I gave in to the illusion that I could get with OpenClaw what my institution does not give me: a personal assistant that can take some admin load off me.
The Setup
Still, I am a bit conservative. I set everything up on a somewhat hardened Hetzner VPS — the cheapest one possible. I did not give it full access to my accounts. OpenClaw runs as a non-root account. I was inspired by the advice here.
- Create cheapest possible Hetzner VPS, add SSH key
- Install OpenClaw via the Ansible playbook
sudo su - openclaw, thenopenclaw onboard --install-daemon- Manual onboarding, local gateway with loopback
- OpenAI as model provider (Peter Steinberger seems to like it more)
- Telegram as chat connection with pairing
I was naïve and did some of this on the train. Not in tmux.
Giving It a Soul
I started giving it a soul by complaining about what I always portray as the source of my problems: that my employer does not fund a personal assistant. I prompted it to be a critical personal board of advisors, taking in viewpoints from people I specifically mentioned — with diverse but valuable perspectives. I gave it instructions about my long-term high-level research direction, and a dump of my tasks that currently came to mind. The tasks for which I never managed to really consistently stick to any task management system.
What Happened
In my first attempt, I hardened the thing so hard that I locked myself out. The todo list was not even transferred completely.
I told it I would like to finish every day with reflection and start every day with an agenda. But right now, I said, I just want a five-minute thing to tick something off. It responded:
Create a note titled “Corral — Coherent Plan v1” and write exactly 3 bullets:
- Core question: what decision this project must answer
- Current evidence: what results already support/contradict
- Next experiment: single highest-value next step
I cannot do that in five minutes. I cannot do deep thinking in five minutes. That is the whole reason I came to this tool — I am drowning in small tasks and cannot find the space to think. I asked for the smallest possible win. And it told me to produce a coherent strategic plan.
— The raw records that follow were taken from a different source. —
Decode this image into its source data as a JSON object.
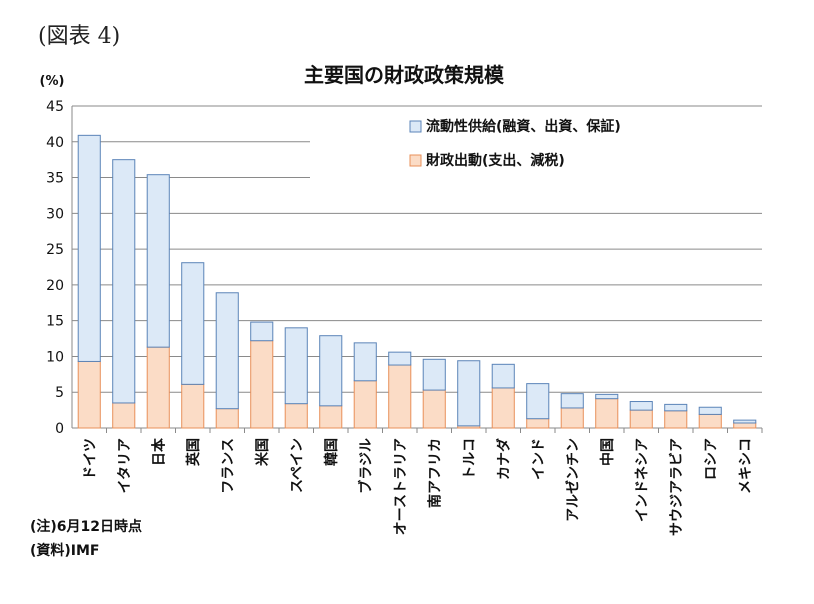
{
  "figure_label": "(図表 4)",
  "notes": {
    "note": "(注)6月12日時点",
    "source": "(資料)IMF"
  },
  "colors": {
    "liquidity": "#dce9f7",
    "liquidity_stroke": "#5b84b8",
    "fiscal": "#fbdcc6",
    "fiscal_stroke": "#e8905a",
    "grid": "#8a8a8a"
  },
  "chart_data": {
    "type": "bar",
    "stacked": true,
    "title": "主要国の財政政策規模",
    "ylabel": "(%)",
    "ylim": [
      0,
      45
    ],
    "yticks": [
      0,
      5,
      10,
      15,
      20,
      25,
      30,
      35,
      40,
      45
    ],
    "grid": true,
    "legend_position": "top-right",
    "categories": [
      "ドイツ",
      "イタリア",
      "日本",
      "英国",
      "フランス",
      "米国",
      "スペイン",
      "韓国",
      "ブラジル",
      "オーストラリア",
      "南アフリカ",
      "トルコ",
      "カナダ",
      "インド",
      "アルゼンチン",
      "中国",
      "インドネシア",
      "サウジアラビア",
      "ロシア",
      "メキシコ"
    ],
    "series": [
      {
        "name": "財政出動(支出、減税)",
        "values": [
          9.3,
          3.5,
          11.3,
          6.1,
          2.7,
          12.2,
          3.4,
          3.1,
          6.6,
          8.8,
          5.3,
          0.3,
          5.6,
          1.3,
          2.8,
          4.1,
          2.5,
          2.4,
          1.9,
          0.7
        ]
      },
      {
        "name": "流動性供給(融資、出資、保証)",
        "values": [
          31.6,
          34.0,
          24.1,
          17.0,
          16.2,
          2.6,
          10.6,
          9.8,
          5.3,
          1.8,
          4.3,
          9.1,
          3.3,
          4.9,
          2.0,
          0.6,
          1.2,
          0.9,
          1.0,
          0.4
        ]
      }
    ]
  }
}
My attempt at moving fast gave me something that wanted me to be even more superhuman than I already cannot be.
Back to Basics
I am now back to using Things 3. Perhaps I will even go back to paper.
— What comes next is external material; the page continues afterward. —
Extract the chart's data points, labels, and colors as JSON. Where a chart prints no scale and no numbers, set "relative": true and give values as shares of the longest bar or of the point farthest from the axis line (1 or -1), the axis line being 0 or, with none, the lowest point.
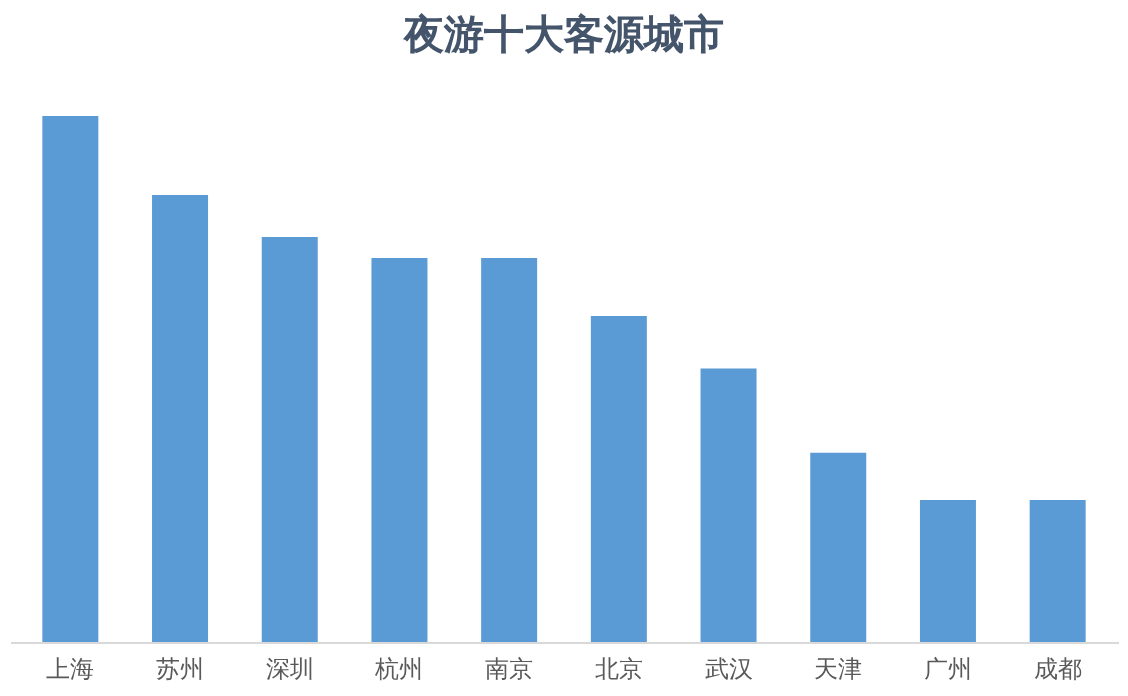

I still have the struggle that I strive for freedom to think deeply and creatively, but that I also have just too many small admin things to do. I still did not find a way to balance them. OpenClaw certainly did not help me. Perhaps I did not invest enough. Perhaps I am also back to admitting that I have no chance — that I reached for yet another productivity trick, hoping it would finally make the difference. Perhaps I have to learn the lesson I always tell others: there is no shortcut.